Suzanne Connolly was just 14-years-old when she first told the RUC that her adoptive father, well known Belfast businessman John Rossi, had repeatedly raped and abused her.
Ms Connolly was one of six children adopted by the Rossi family, who owned an ice cream and chip shop in north Belfast - which has since changed ownership - and lived in a large home in the Malone Road area of Belfast.
Now 47, Ms Connolly a law graduate who lives in Dublin and has worked a journalist for a number of leading publications, said she was "considering her options" as to whether to further pursue police and social services for failing to prosecute her abuser more than 30-years-ago when she first reported it.
On Wednesday Mr Justice Kerr said it was "extremely hard to understand why no action was taken" in 1987 after Rossi admitted in front of a social worker of abusing Ms Connolly
Despite her young age when the abuse took place, Rossi continued to blame his victim, describing her a "manipulative" and "sexually aware".
He was handed a five-year sentence on Wednesday. He will be released after serving half of that.
The now 80-year -old had sexually abused Ms Connolly from 1982 to 1985, when she was aged 11 to 14, with the incidents taking place in the family home in south Belfast, at a holiday home in Donegal and in the family car.
The defendant's behaviour was described by Crown barrister Kieran Murphy as "paedophilic child abuse within a family setting". The senior QC said the offending occurred "on an almost daily basis", with the victim later given "rewards for sexual favours."
Ms Connolly was sent by her adoptive parents to a children's home and in July 1985 she confided to a member of staff and later made a police statement.
In August 1987, she made a further statement to the RUC, but again Rossi escaped charge, despite having by now made admissions to a social worker.
In 2016 the case was again reviewed by the PPS and Rossi was finally charged. In June 2018 he pleaded guilty to 18 counts of indecent assault, however, he has shown no remorse and continues to blame his victim.

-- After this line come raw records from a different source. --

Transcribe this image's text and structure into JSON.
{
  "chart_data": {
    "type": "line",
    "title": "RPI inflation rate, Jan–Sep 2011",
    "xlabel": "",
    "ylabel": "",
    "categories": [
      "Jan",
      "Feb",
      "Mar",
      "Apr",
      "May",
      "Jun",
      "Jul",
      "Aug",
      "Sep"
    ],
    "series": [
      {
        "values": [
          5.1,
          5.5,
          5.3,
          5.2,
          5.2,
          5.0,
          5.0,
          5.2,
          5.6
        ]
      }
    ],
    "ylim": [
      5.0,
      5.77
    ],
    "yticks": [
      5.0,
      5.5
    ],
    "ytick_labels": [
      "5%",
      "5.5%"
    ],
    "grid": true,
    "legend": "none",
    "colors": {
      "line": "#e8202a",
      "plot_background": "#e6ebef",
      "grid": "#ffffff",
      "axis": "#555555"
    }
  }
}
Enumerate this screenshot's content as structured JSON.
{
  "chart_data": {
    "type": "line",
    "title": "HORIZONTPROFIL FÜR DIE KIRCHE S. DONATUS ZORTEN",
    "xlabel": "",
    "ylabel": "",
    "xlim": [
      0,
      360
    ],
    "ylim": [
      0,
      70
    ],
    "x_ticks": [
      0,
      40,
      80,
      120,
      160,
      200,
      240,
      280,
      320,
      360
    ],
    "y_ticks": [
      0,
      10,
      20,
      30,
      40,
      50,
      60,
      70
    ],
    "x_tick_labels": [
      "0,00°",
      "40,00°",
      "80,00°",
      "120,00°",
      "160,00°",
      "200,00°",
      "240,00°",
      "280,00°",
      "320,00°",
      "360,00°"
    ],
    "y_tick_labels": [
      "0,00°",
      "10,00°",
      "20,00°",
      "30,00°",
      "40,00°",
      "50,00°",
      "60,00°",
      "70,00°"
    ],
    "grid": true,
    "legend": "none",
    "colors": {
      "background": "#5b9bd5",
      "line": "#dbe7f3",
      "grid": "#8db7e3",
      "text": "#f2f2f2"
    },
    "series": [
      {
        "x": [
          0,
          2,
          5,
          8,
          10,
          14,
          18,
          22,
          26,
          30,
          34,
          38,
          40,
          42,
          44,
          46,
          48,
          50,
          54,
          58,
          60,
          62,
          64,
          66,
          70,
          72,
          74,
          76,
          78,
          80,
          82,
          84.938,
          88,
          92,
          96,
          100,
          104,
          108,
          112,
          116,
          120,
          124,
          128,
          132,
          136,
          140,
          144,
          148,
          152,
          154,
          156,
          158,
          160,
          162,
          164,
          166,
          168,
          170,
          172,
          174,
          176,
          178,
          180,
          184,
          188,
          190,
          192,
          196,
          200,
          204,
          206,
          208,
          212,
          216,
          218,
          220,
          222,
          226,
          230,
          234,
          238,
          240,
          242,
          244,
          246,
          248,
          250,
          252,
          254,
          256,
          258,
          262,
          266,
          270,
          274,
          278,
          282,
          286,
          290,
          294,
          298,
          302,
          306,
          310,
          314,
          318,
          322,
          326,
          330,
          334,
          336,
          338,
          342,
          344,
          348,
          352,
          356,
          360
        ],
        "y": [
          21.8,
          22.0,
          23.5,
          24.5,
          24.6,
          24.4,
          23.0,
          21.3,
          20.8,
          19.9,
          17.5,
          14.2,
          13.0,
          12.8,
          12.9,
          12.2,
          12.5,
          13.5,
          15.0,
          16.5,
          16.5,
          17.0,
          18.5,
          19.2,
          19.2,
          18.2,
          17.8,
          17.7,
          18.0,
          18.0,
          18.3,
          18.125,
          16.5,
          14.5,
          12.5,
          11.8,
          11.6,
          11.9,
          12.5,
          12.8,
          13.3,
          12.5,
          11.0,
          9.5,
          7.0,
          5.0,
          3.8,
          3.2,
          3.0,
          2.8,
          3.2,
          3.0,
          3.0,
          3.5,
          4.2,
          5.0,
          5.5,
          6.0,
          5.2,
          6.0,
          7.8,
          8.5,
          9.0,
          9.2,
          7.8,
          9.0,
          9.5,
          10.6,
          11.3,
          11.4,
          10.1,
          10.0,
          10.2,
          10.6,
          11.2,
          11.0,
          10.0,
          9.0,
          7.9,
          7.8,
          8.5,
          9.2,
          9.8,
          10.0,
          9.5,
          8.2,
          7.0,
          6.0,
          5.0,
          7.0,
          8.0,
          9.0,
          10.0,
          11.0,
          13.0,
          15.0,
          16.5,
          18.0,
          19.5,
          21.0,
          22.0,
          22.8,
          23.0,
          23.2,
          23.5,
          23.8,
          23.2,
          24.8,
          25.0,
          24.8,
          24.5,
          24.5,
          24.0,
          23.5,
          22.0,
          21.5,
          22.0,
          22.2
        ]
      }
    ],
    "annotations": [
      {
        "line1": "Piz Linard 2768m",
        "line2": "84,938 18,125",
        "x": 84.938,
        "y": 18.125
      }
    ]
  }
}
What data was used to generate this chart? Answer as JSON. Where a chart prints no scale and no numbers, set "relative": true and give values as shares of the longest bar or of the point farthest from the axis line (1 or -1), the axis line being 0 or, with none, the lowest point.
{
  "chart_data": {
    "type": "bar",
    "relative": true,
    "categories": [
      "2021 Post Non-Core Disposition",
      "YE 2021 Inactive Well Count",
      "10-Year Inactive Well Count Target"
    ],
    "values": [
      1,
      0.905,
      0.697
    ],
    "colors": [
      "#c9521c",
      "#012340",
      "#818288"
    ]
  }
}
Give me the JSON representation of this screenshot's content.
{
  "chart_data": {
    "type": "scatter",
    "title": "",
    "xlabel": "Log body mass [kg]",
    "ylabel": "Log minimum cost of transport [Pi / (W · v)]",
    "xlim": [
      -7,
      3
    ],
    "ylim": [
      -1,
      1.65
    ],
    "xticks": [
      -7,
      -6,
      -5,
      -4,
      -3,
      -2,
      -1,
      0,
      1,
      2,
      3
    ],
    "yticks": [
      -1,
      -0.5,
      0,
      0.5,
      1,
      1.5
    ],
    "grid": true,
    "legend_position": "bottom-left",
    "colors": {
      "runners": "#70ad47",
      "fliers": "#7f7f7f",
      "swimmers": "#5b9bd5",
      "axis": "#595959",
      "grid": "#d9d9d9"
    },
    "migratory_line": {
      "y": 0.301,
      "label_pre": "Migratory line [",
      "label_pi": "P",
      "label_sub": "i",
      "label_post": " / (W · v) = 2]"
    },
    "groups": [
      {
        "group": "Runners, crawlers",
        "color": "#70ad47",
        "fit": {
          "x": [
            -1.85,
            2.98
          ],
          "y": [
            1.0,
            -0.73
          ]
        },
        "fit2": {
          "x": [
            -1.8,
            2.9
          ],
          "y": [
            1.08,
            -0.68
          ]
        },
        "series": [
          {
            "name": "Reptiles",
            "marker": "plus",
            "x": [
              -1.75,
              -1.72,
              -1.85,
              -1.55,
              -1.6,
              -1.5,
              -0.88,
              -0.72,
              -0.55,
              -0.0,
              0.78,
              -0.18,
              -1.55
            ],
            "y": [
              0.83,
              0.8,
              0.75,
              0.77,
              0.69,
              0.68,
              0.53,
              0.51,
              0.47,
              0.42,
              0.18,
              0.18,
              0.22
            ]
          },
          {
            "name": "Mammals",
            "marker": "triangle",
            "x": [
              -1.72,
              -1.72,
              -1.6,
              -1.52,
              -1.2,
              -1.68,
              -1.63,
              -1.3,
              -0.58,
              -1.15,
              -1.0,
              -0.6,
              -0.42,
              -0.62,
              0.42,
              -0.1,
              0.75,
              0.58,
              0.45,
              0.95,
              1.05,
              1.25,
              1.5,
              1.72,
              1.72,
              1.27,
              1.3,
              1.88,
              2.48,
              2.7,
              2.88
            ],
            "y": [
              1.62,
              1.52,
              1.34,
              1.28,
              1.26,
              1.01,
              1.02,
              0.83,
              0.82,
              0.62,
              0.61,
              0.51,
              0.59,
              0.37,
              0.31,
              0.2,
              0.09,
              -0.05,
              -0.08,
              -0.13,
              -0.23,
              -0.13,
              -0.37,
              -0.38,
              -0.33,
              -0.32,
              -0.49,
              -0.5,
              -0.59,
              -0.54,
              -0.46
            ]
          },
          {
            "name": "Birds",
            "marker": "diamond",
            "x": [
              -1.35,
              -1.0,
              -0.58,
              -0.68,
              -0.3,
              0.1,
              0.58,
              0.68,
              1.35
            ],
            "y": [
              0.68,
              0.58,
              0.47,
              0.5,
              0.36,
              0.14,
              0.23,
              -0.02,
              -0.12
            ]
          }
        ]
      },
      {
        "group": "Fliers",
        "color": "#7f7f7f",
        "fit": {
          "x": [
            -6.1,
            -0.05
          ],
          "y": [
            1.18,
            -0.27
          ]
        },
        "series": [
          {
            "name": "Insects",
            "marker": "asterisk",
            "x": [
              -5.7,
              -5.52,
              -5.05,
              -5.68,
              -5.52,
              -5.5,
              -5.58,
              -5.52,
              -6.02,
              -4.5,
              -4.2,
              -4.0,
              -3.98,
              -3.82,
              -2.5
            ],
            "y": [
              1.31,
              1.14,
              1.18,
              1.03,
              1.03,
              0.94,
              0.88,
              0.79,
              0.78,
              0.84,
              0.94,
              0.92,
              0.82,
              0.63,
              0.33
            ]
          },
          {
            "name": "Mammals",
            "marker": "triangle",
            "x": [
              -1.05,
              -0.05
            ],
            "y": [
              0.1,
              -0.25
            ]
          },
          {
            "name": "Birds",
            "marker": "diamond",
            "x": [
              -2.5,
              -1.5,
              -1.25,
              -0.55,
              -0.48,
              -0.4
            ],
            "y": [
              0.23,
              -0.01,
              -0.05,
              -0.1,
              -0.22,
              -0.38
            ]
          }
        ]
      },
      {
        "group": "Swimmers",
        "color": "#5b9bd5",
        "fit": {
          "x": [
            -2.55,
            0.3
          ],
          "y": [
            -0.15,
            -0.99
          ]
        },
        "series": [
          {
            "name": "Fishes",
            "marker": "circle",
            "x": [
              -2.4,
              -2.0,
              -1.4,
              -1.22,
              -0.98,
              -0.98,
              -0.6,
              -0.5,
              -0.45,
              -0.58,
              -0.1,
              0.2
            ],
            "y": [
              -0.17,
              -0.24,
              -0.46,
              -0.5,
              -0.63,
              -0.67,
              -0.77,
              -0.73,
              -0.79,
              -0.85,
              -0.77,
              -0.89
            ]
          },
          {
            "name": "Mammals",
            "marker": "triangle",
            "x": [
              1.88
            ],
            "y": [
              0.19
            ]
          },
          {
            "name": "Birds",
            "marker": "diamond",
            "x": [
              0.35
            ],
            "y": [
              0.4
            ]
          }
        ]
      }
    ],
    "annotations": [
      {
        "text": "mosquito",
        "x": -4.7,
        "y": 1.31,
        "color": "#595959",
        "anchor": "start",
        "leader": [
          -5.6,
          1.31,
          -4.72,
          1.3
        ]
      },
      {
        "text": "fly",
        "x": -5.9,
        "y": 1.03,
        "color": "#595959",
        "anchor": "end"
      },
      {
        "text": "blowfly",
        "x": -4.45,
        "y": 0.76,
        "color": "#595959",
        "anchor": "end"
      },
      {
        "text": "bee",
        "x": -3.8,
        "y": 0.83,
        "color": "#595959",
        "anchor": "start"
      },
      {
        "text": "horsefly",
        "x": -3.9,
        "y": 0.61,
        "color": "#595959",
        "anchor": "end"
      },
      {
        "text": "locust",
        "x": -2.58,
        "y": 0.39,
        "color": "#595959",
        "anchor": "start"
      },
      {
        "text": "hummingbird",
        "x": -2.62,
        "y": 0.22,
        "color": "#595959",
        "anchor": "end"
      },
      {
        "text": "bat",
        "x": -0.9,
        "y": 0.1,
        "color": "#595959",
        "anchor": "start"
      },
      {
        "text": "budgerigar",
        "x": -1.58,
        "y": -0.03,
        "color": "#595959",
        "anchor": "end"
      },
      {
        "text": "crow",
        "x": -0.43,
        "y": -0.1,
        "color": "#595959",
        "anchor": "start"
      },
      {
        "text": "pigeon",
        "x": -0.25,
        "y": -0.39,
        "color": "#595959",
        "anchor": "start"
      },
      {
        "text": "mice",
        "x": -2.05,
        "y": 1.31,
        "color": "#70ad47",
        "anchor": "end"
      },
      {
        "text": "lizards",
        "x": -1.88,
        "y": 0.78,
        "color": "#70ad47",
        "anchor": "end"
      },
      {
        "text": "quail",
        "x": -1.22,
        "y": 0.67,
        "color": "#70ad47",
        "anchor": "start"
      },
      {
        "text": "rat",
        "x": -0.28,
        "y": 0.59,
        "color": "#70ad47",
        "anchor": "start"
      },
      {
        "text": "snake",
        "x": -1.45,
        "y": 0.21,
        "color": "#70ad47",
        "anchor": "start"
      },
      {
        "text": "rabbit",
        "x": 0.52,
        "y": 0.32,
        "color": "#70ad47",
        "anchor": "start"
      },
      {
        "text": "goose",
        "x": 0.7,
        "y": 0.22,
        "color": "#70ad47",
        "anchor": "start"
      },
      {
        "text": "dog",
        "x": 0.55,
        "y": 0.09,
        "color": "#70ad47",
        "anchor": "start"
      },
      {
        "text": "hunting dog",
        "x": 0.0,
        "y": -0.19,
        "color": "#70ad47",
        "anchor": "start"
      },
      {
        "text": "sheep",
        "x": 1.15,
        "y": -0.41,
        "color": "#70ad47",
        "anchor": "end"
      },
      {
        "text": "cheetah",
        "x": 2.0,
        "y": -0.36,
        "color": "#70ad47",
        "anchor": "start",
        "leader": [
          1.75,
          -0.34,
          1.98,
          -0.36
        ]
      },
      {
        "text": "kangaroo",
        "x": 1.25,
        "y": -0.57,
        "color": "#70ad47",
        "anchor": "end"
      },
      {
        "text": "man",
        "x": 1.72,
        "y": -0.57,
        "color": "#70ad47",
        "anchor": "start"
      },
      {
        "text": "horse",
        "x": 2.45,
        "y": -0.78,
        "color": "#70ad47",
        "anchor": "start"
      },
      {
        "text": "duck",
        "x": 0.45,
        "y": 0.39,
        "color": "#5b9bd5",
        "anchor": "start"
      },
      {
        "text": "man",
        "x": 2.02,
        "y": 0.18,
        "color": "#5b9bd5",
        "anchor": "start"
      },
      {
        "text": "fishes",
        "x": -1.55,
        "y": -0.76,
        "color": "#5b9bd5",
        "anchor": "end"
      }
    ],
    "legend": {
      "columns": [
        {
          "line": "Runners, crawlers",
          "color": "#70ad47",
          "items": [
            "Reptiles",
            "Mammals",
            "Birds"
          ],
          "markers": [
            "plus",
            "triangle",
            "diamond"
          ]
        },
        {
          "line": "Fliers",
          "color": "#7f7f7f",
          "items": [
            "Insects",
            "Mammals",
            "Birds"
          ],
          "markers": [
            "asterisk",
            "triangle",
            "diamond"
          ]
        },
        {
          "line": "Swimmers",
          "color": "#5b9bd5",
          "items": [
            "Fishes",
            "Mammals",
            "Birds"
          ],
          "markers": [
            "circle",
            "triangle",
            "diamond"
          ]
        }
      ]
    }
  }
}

Speaking to the Irish News, Ms Connolly - who has waived her right to anonymity - said she was "repeatedly failed" by a system which does not "favour the victim".
"The current judicial system for dealing with sex abuse is a degrading process which fails the most vulnerable, it's a disgrace.
"My attacker has shown no remorse, two and a half years in prison , which is what he will serve, for the repeated, prolonged, paedophilic abuse of a child is not justice, no sane person could consider it justice.
"My abuse was about power, the imbalance of power and a sense of entitlement to my body, the patriarchal nature of the society we live in means he was believed, I was not.
"As with all of these cases it becomes a case of 'he said, she said' and no one ever believes what she said.
"I got a conviction because of his guilty plea, many people do not, it was late coming but I've spoken out to hopefully give hope to others".
And Ms Connolly added: "If anyone is reading this who has been a victim of abuse, please go and get help, speak to someone, it may not feel like it now but you can come through it".
The current owners of Rossi's on Atlantic Avenue in north Belfast have no connection to the Rossi family.